Tightly related sets and collective degree distribution on hypernetworks

A hypernetwork is the most general and unconstrained mathematical model used to describe the increasingly complex relationships among things in the real world. The scale-free property of a hypernetwork is an important research topic. The research on the scale-free characteristics of hypernetworks is based on the distribution characteristics of the hyperdegree. However, the definition of hyperdegree focuses on a single node. To explore the characteristics of the groups widely existing in hypernetworks and the structural advantages of hypernetworks in representing complex systems, this study extends the concepts of hyperdegree and hyperdegree distribution in hypernetworks. Based on the concept of tightly related sets, the definition of collective degree is given.
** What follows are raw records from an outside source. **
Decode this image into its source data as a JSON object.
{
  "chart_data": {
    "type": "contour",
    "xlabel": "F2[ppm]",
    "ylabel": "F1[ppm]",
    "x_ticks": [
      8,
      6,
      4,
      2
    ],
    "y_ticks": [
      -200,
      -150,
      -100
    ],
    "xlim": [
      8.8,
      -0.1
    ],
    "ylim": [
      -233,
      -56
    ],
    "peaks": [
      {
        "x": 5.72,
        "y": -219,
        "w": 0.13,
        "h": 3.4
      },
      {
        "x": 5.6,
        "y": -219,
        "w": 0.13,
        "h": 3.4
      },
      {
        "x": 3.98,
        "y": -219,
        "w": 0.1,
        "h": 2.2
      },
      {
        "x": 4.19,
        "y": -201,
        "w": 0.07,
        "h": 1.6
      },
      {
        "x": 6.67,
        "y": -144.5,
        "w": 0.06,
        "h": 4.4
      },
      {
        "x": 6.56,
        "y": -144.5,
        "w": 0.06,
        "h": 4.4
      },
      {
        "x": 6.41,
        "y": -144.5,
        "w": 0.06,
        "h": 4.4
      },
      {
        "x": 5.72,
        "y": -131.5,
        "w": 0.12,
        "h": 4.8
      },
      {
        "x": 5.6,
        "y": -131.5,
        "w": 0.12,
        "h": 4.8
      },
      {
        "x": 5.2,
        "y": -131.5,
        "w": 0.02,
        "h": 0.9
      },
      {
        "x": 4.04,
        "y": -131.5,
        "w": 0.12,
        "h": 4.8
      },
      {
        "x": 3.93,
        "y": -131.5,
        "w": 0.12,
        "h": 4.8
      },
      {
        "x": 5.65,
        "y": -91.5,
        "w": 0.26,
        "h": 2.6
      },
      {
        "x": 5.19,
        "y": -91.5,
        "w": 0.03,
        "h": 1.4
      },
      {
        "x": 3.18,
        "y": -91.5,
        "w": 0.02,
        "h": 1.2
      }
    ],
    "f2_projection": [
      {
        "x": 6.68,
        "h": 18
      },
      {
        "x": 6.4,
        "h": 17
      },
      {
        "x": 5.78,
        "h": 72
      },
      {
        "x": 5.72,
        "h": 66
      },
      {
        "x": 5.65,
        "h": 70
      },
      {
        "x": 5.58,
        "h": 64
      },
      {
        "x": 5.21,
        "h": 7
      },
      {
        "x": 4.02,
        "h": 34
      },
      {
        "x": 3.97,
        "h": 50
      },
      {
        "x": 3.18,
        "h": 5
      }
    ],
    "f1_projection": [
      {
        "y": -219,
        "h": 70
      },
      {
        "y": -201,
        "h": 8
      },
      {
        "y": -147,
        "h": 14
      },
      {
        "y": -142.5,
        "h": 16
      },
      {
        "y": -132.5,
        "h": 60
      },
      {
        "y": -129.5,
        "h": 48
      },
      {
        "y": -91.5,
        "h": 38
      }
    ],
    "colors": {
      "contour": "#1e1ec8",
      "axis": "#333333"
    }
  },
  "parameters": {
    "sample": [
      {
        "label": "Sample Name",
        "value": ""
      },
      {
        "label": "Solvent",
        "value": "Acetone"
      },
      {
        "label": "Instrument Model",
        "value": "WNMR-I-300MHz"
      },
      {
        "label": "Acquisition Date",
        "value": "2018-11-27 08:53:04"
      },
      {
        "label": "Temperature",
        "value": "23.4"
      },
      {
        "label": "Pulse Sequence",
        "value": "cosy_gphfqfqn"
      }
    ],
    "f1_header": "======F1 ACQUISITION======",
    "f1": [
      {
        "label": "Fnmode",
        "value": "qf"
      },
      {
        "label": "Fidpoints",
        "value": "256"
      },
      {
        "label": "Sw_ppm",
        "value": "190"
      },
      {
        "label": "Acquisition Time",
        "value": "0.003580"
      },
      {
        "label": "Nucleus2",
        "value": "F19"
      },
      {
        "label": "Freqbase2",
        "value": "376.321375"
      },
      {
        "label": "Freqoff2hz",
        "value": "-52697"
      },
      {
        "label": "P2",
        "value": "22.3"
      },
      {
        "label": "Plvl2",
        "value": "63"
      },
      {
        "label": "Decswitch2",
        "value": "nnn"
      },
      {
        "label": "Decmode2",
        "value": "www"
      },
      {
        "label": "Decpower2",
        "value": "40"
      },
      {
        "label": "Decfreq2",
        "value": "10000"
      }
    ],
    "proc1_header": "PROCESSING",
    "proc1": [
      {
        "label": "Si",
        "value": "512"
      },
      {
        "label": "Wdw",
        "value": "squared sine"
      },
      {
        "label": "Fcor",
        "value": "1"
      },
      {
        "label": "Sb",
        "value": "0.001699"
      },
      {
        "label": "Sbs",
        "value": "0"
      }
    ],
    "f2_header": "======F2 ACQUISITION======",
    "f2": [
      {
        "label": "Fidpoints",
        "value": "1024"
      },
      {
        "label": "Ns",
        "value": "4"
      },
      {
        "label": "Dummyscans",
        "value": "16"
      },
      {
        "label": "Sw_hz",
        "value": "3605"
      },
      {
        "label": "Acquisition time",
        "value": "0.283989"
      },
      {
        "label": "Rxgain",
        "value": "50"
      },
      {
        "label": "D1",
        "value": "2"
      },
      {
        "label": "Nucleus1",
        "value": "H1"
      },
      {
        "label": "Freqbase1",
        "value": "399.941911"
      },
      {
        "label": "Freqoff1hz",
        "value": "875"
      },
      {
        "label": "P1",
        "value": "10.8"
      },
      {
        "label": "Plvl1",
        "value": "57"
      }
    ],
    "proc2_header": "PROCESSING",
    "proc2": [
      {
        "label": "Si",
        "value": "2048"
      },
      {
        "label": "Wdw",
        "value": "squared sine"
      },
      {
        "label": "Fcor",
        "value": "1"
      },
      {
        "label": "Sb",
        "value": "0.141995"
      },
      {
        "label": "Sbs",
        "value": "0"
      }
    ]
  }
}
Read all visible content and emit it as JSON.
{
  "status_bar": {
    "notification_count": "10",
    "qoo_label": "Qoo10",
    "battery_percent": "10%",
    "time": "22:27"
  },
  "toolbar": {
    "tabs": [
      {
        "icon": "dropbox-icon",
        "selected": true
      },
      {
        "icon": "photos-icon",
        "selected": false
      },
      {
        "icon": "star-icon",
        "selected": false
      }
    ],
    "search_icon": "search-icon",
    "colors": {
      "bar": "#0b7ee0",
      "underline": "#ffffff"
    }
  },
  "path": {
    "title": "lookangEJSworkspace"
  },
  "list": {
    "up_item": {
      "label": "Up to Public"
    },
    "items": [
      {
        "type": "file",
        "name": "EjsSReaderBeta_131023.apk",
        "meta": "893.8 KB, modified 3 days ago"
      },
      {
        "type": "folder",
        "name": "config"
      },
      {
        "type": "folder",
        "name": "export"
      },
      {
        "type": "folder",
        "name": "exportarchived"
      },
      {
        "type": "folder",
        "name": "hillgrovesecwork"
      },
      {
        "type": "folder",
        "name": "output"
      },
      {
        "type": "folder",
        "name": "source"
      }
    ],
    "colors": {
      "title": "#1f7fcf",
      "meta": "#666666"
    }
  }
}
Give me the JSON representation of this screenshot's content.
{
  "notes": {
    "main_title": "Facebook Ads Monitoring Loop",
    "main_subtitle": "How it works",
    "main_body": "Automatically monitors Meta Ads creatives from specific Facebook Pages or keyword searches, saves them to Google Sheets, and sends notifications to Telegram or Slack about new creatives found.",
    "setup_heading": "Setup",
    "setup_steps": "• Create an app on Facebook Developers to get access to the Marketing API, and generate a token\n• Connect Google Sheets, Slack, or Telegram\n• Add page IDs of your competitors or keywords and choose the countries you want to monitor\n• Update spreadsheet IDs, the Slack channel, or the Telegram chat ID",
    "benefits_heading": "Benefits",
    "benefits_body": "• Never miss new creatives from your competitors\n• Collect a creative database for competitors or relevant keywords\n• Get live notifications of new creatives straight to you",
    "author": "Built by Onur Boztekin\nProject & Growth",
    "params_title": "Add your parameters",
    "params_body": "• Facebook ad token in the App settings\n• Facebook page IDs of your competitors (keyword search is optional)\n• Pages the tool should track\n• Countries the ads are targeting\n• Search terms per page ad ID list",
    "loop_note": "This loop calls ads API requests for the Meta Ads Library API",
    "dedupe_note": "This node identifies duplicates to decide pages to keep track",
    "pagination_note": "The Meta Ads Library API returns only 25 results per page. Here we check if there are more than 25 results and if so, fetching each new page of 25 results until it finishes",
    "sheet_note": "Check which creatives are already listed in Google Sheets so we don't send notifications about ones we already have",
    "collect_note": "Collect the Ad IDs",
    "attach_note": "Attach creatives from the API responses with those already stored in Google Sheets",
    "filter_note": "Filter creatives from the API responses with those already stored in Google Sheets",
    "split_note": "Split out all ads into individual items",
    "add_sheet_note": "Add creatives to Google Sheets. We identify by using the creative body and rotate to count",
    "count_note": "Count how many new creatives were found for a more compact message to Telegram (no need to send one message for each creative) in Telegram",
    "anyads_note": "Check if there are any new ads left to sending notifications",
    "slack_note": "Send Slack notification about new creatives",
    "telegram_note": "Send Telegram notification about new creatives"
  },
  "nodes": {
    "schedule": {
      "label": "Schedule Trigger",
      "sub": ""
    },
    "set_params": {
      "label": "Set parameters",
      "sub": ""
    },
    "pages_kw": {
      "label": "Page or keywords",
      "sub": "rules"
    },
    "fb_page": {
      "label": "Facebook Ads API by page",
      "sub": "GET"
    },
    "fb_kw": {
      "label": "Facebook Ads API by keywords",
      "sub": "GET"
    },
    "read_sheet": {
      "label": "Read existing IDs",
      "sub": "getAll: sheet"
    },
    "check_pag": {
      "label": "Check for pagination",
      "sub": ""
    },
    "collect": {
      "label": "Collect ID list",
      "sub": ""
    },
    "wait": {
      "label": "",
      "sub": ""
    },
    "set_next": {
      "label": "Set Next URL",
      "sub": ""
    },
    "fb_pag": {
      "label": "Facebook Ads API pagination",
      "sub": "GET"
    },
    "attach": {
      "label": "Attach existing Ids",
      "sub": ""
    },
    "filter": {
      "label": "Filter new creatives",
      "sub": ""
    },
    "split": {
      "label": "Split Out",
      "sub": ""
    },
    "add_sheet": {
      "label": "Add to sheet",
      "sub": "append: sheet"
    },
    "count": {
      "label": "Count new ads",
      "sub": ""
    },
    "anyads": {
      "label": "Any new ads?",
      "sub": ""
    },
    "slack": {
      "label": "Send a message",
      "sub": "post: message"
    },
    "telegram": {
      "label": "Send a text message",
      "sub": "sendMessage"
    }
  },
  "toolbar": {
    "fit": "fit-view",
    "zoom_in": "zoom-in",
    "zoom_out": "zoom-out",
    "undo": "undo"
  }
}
Then, the definition of collective degree distribution is proposed. The theoretical analysis results of the random uniform hypernetworks show that its collective degree distribution follows a Poisson distribution. The hyperdegree of the existing hypernetwork model generalized by the BA model (usually called a scale-free hypernetwork) follows a power law distribution. The simulation experiments show that its collective degree also follows a power law distribution. Research on real hypernetworks shows that the distribution characteristics of the hyperdegree cannot completely determine the distribution characteristics of the collective degree. The results of this study can enrich the content of hypergraph theory, provide valuable references for analyzing group characteristics in hypernetworks, and help broaden the application scope of network science.